I'm trying to speed up some matrix inversion in a model I'm building, specifically by implementing some linear algebra routines in Cython. I have the code working, but am trying to optimize. Currently my Cython looks like this:
import cython
import numpy as np
cimport numpy as cnp
cimport scipy.linalg.cython_lapack as cython_lapack
cdef int ZERO = 0
ctypedef cnp.float64_t REAL_t
def inverse(mat,identity,pivots,k):
cdef int K = k
cdef REAL_t* mat_pointer = <REAL_t *>cnp.PyArray_DATA(mat)
cdef REAL_t* iden_pointer = <REAL_t *>cnp.PyArray_DATA(identity)
cdef int* piv_pointer = <int *>cnp.PyArray_DATA(pivots)
cython_lapack.dgesv(&K,&K,mat_pointer,&K,piv_pointer,iden_pointer,&K,&ZERO)

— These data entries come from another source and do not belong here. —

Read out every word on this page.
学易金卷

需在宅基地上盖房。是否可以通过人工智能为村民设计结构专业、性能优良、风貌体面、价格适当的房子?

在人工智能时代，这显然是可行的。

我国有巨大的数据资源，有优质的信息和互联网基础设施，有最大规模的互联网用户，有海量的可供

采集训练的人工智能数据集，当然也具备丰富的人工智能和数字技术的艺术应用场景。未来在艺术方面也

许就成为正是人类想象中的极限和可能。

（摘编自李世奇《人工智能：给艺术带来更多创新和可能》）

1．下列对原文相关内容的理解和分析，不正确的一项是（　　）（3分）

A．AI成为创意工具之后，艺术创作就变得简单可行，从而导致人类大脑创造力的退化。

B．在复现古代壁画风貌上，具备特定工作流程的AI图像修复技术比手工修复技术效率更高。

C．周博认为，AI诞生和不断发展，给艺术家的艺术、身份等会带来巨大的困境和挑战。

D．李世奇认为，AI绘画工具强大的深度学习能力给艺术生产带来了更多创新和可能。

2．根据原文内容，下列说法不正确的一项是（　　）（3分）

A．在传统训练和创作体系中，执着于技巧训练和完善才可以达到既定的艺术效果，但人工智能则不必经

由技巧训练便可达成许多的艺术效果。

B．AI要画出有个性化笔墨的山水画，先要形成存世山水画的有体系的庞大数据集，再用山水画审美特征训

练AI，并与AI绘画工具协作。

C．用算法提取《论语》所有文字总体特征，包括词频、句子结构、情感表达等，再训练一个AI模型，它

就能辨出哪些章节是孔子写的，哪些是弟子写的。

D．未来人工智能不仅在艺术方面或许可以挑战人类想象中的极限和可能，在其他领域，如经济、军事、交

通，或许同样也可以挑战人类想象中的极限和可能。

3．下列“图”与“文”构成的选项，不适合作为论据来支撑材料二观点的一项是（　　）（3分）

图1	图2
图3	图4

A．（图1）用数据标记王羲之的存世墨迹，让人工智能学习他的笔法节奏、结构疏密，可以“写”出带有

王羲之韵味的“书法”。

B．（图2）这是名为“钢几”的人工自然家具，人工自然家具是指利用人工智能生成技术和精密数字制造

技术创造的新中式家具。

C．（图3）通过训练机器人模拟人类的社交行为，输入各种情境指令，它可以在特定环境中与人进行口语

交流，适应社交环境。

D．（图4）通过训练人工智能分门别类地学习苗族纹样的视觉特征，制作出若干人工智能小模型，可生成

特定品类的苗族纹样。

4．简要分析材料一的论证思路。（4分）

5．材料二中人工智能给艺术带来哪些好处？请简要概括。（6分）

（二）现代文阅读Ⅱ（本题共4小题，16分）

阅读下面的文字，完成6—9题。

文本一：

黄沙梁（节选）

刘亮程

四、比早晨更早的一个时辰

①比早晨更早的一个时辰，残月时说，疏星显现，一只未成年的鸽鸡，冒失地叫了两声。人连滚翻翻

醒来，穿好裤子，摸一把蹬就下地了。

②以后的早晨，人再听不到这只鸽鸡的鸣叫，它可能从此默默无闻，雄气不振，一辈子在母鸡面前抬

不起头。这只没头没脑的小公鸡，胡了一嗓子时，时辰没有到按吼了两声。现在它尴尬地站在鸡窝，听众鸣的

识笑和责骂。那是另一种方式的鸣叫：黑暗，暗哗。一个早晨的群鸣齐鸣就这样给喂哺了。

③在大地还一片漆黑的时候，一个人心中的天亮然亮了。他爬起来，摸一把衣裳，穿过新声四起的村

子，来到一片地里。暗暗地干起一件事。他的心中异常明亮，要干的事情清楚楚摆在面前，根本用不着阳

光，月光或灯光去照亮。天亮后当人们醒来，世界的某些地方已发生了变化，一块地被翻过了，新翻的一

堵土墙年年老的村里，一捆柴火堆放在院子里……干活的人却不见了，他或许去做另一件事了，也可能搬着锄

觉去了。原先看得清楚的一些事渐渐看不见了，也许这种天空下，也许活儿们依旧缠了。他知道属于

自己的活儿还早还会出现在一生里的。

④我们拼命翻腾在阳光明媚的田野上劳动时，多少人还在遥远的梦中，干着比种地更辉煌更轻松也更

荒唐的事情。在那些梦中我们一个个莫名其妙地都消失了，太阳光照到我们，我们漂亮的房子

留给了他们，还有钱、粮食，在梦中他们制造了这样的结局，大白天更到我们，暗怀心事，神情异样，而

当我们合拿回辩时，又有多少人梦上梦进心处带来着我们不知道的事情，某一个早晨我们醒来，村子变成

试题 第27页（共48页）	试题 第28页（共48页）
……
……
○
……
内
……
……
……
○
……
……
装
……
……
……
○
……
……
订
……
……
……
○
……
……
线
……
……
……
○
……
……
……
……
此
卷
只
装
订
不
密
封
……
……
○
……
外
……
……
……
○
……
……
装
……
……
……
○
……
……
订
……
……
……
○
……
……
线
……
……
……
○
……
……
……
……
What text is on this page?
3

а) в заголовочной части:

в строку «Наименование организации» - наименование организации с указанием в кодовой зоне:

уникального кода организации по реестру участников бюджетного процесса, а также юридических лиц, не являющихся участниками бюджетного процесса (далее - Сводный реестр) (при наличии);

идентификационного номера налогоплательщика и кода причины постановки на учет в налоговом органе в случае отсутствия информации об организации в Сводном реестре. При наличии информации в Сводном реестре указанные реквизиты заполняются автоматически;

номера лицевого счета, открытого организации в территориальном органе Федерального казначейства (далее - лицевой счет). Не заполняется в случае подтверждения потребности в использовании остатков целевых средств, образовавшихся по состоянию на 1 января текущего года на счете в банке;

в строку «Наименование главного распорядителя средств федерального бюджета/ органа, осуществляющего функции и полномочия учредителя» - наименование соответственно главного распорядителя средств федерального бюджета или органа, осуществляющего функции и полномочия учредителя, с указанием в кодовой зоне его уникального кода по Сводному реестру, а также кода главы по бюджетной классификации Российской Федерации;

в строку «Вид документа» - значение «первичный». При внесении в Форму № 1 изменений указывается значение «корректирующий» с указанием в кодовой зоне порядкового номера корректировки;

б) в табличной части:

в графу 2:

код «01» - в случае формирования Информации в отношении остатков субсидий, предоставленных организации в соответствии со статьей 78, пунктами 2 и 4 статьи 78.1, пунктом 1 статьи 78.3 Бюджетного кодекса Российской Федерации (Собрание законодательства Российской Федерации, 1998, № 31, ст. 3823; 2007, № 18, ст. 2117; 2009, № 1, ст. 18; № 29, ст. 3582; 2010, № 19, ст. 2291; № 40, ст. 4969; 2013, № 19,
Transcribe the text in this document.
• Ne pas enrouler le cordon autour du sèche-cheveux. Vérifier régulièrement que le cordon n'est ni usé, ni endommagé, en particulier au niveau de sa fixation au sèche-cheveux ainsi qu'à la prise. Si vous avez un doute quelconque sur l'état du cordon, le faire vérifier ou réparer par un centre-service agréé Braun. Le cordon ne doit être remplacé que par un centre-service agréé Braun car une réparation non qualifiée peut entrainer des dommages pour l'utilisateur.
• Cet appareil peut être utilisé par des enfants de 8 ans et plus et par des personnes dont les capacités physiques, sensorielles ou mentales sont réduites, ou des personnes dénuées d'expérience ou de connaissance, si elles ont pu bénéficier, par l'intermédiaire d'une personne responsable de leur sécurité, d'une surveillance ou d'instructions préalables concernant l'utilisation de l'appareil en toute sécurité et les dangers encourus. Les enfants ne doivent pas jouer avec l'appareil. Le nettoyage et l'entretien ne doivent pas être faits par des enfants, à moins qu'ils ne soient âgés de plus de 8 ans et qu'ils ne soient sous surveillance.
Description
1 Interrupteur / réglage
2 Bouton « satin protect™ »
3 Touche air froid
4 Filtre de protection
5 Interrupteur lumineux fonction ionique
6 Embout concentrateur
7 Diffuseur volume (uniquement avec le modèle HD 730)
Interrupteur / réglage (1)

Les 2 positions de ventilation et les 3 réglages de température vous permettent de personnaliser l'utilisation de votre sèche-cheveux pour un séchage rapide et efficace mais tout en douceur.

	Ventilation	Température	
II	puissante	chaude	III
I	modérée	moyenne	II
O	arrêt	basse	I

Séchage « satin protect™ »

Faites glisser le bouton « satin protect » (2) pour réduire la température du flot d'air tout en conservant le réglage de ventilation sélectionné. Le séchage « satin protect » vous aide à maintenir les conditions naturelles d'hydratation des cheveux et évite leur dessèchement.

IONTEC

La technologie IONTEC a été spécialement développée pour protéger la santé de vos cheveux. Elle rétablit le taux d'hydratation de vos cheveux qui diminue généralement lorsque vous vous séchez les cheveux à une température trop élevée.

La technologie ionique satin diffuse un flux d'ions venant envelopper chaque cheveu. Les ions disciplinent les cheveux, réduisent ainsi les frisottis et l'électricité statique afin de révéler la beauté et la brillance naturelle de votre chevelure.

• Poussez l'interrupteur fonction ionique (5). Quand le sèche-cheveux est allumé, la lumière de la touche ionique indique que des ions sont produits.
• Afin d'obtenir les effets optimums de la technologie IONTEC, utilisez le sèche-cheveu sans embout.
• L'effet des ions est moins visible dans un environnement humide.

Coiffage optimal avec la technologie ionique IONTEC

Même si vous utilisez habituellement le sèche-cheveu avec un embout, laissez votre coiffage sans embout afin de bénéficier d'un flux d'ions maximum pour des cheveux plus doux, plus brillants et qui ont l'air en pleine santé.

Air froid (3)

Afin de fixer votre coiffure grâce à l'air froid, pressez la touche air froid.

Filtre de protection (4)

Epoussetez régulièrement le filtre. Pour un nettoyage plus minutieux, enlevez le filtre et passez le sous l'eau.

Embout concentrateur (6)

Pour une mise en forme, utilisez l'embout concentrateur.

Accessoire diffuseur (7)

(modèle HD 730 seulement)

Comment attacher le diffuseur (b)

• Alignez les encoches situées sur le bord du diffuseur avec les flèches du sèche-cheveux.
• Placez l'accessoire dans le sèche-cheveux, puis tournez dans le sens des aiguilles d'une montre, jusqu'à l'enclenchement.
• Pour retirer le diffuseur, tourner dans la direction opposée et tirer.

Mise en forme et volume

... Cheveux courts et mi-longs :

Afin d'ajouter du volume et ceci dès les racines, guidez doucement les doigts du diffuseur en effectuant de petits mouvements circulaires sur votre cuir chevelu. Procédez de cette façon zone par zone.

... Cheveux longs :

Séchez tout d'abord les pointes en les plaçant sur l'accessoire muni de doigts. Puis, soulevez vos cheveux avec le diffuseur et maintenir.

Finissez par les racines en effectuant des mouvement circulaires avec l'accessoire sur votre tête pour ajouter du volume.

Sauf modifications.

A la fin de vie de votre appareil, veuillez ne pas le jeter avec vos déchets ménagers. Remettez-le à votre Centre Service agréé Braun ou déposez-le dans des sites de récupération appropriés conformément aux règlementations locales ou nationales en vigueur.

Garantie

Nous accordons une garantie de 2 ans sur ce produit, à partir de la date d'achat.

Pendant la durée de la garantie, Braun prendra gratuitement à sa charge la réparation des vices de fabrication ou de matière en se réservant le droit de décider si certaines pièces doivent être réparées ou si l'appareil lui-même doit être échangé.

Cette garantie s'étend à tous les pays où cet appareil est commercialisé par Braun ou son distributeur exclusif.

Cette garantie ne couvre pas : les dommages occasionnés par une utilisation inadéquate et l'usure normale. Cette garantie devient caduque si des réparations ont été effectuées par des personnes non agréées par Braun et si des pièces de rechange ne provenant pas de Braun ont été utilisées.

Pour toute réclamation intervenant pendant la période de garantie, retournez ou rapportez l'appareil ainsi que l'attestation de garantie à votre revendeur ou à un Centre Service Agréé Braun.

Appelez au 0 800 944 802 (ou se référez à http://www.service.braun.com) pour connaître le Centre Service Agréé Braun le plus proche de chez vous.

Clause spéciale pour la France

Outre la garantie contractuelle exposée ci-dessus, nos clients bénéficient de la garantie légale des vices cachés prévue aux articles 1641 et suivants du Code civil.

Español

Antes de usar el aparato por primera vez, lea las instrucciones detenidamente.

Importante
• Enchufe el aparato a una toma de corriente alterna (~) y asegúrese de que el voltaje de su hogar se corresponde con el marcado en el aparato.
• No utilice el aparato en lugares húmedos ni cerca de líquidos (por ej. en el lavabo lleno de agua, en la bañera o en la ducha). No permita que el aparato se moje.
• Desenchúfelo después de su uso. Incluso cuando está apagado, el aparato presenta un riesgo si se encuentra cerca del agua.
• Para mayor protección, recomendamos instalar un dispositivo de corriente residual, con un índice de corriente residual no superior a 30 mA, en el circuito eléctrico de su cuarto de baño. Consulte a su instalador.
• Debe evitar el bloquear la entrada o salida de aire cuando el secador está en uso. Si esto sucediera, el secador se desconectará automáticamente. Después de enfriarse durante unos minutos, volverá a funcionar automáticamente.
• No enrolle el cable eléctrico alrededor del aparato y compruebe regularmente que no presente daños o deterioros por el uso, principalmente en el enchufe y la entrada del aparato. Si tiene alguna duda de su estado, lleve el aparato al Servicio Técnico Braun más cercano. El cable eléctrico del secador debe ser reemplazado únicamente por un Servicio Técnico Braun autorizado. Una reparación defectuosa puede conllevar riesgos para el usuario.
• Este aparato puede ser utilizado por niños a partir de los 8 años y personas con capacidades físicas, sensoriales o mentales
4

Once I compile (as linalg.pyx
), I can run this just fine, but because dgesv
modifies some of the input variables, I have to use a wrapper function and do some copying:
import linalg
import numpy as np
identity = np.eye(K) # K is the dimensionality of the square matrix
def lapack_inverse(a):
b = identity.copy()
linalg2.inverse(a,b,np.zeros(K,dtype=np.intc),K)
return b
For small K, we see pretty solid speed improvements (2-3x):
In [29]: K=10
In [30]: x = np.random.random((K,K))
In [31]: identity = np.eye(K)
In [32]: print np.allclose(np.linalg.inv(x),lapack_inverse(x))
True
In [33]: %timeit np.linalg.inv(x)
10000 loops, best of 3: 28 µs per loop
In [34]: %timeit lapack_inverse(x)
100000 loops, best of 3: 10.3 µs per loop
But for larger K, returns clearly diminish (e.g. for K=200):
In [8]: %timeit np.linalg.inv(x)
100 loops, best of 3: 10.1 ms per loop
In [9]: %timeit lapack_inverse(x)
100 loops, best of 3: 8.1 ms per loop
I'm thinking I might be able to squeeze better performance out of this by defining the identity and pivot arrays within C, rather than doing the copying and passing that I'm currently doing. In other words, I'd like to modify the Cython function so that it only requires that I pass the array to be inverted.
My questions are (a): Will this lead to speed improvements (even small ones)? and, assuming it will, (b) how do I go about it defining the pivot and identity arrays in Cython directly?